You're chilling with a glass of red when some asshole fruit fly comes along and kill himself in your beverage. What do?

You're chilling with a glass of red when some asshole fruit fly comes along and kill himself in your beverage. What do?

>Finish the glass like a man?
>Fish for the fly with your fingers in a futile attempt to extricate it, succeeding only in making your hands sticky and tainting your wine?
>Try to drink as much as you can without swallowing the bug?
>Dump the entire glassful in the sink like the wadteful pleb that you are?

>red wine
>man

chose wisely

drink the bug unless there's more than 2

or unless it's the big ones which i don't think are fruit flies but they kind of look like them

then i fish them out

Dump it because the wine is tainted and I'm not an alky so I can go without it

I put a coaster/napkin over my glass if I leave it unattended and I know there are fruit flies about. If one gets in I'll fish it out with a clean piece of silverware. How is that not the obvious option?

Do you think every single grape is checked for insects before it's turned into wine? I guarantee there's a lot worse than fruit flies in your wine. It's free extra protein, drink it you faggot.

You seem like the kind of person that's constantly washing their hands.

Fucking Germaphobes.

sip up the fly and spit it out

Depending on how deep into the bottle I am, either fish it out with my fingers, or drink it
>I like bugs floating in my drink look at me I'm such a manly man HURRRR
Good for you

I'd drink it and be grateful for the extra mcg of protein like the poorfag I am.

But then again, if I had wine I'd probably have enough money to buy more.

you don't have to fish around in your drink like an idiot to get a tiny bug out, you can just barely touch it with your fingertip and it'll adhere to your finger.

this is the correct response

>didn't get any fruit flies where I live this year

It was a good year.

>not catching fruit flies with wine and making them into proteinaceous patties.

>having fruit flies
wowee buddo

First post best

>feeling superior to someone with a vacation home in hawaii who can dine on their lanai year round

I bet you're proud of having to shovel snow in the Winter, too.

>feeling the need to lie on the Internet in an attempt to one up someone who rustled your jimmies
Wew lad

What is wrong with red wine? beside the american meme of girls drinking wine

i get it, not everyone is smart enough to go against a rusemaster like me.

Such a comfy sound then someone else early in the morning does it, you wouldn't believe

>BE IRISH

>Grab the fly
>And scream
>SPIT ET OUT YE WEE BASTARD SPIT IT OUT!

Where the fuck did this meme start?

As long as it gets the job done.

I almost punched my screen from your OP image.

>lol I watch GOT too

I drink it. Same with beer. It's a tiny fruit fly, it won't do anything.

kekd

Throw that shit away, Sir. There's nothing classy about having a fruit fly in your fucking wine and trying to ignore it.

Go to the sink, throw it away, wash your glass or get a new one and pour yourself another. I would kick you out of my home if you do otherwise you imbecile.

Fucking kids these days.

Usually just poking it draws it out on your finger.

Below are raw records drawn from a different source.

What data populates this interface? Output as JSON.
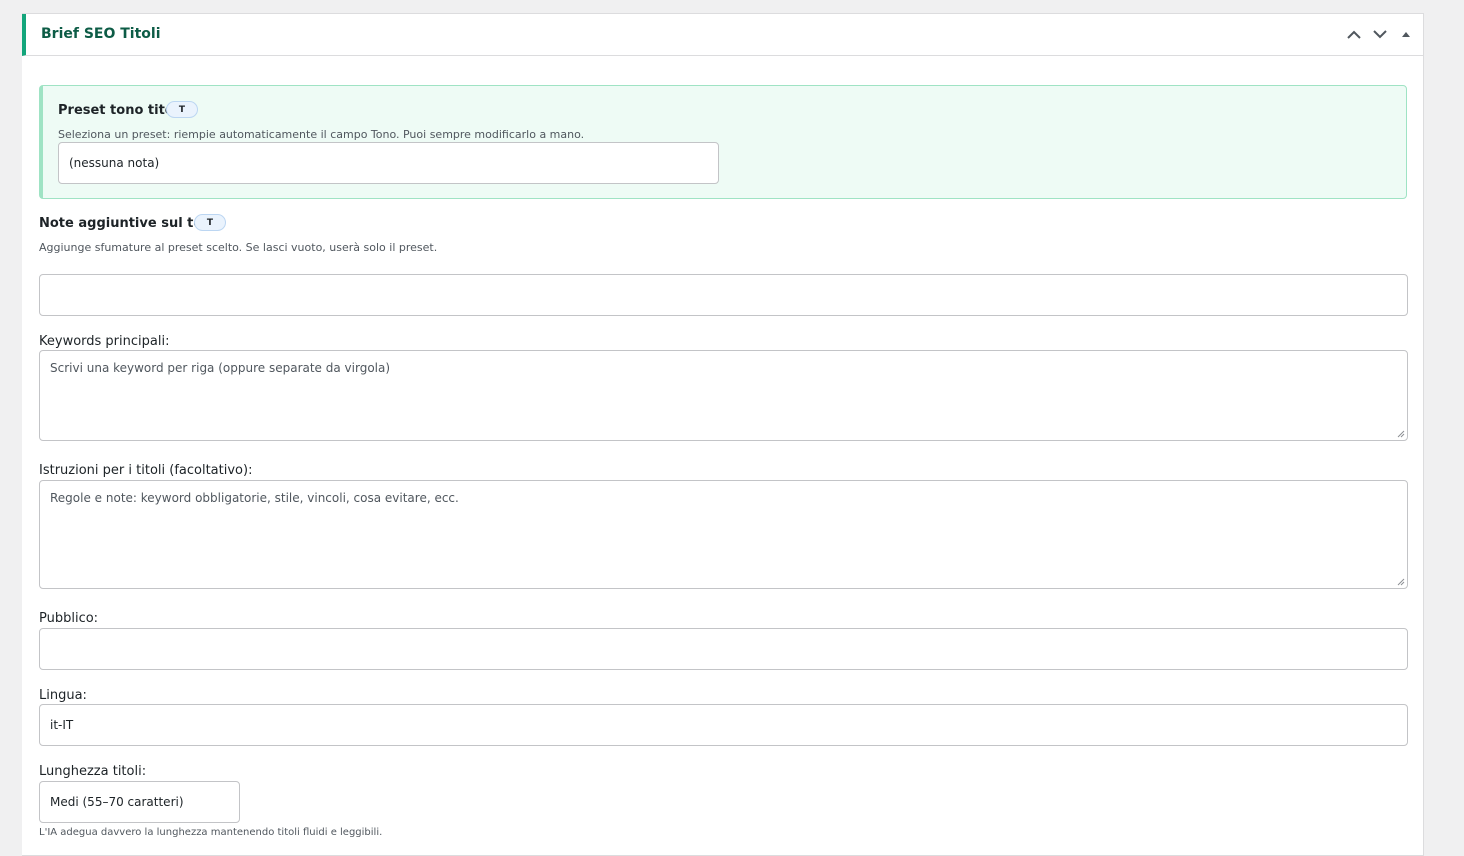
{
  "panel": {
    "title": "Brief SEO Titoli",
    "accent_color": "#13a57b",
    "controls": [
      "chevron-up-icon",
      "chevron-down-icon",
      "caret-up-icon"
    ]
  },
  "preset": {
    "label": "Preset tono titoli",
    "badge": "T",
    "hint": "Seleziona un preset: riempie automaticamente il campo Tono. Puoi sempre modificarlo a mano.",
    "selected": "(nessuna nota)"
  },
  "tone_notes": {
    "label": "Note aggiuntive sul tono",
    "badge": "T",
    "hint": "Aggiunge sfumature al preset scelto. Se lasci vuoto, userà solo il preset.",
    "value": ""
  },
  "keywords": {
    "label": "Keywords principali:",
    "placeholder": "Scrivi una keyword per riga (oppure separate da virgola)"
  },
  "instructions": {
    "label": "Istruzioni per i titoli (facoltativo):",
    "placeholder": "Regole e note: keyword obbligatorie, stile, vincoli, cosa evitare, ecc."
  },
  "audience": {
    "label": "Pubblico:",
    "value": ""
  },
  "language": {
    "label": "Lingua:",
    "value": "it-IT"
  },
  "title_length": {
    "label": "Lunghezza titoli:",
    "selected": "Medi (55–70 caratteri)",
    "hint": "L'IA adegua davvero la lunghezza mantenendo titoli fluidi e leggibili."
  }
}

Otherwise I just strain it with my teeth.

>live in rainforest

Trust me guys I am a pro.

I drink it, it's free protein

I trap houseflies and sprinkle them in my wine because I am not a liberal. If you're not wallowing in filth all the time you obviously are not a self reliant manly man.

Kick his ass for stealing my wine.

is it true that american men dont drink wine?

In America you can get beat up if you drink something that's not brown

It's considered gay

>implying MUH BUD or any of that Pißwasser is brown

Naa. That's all my uncles will drink.

I am an American man, and I drink wine.

I drink it all the time, I love it. I am a twink faggot who loves big cocks in his ass though. There might be a correlation between the two.

that's because they all moved to my house this year

I started it in Paris, back in '86

>free protein from a fucking fruitfly
That's the dumbest shit I've ever read

I usually try to drink the fly immediately so I can enjoy the rest of my wine fly-less. If I'm around certain company, I might do what said.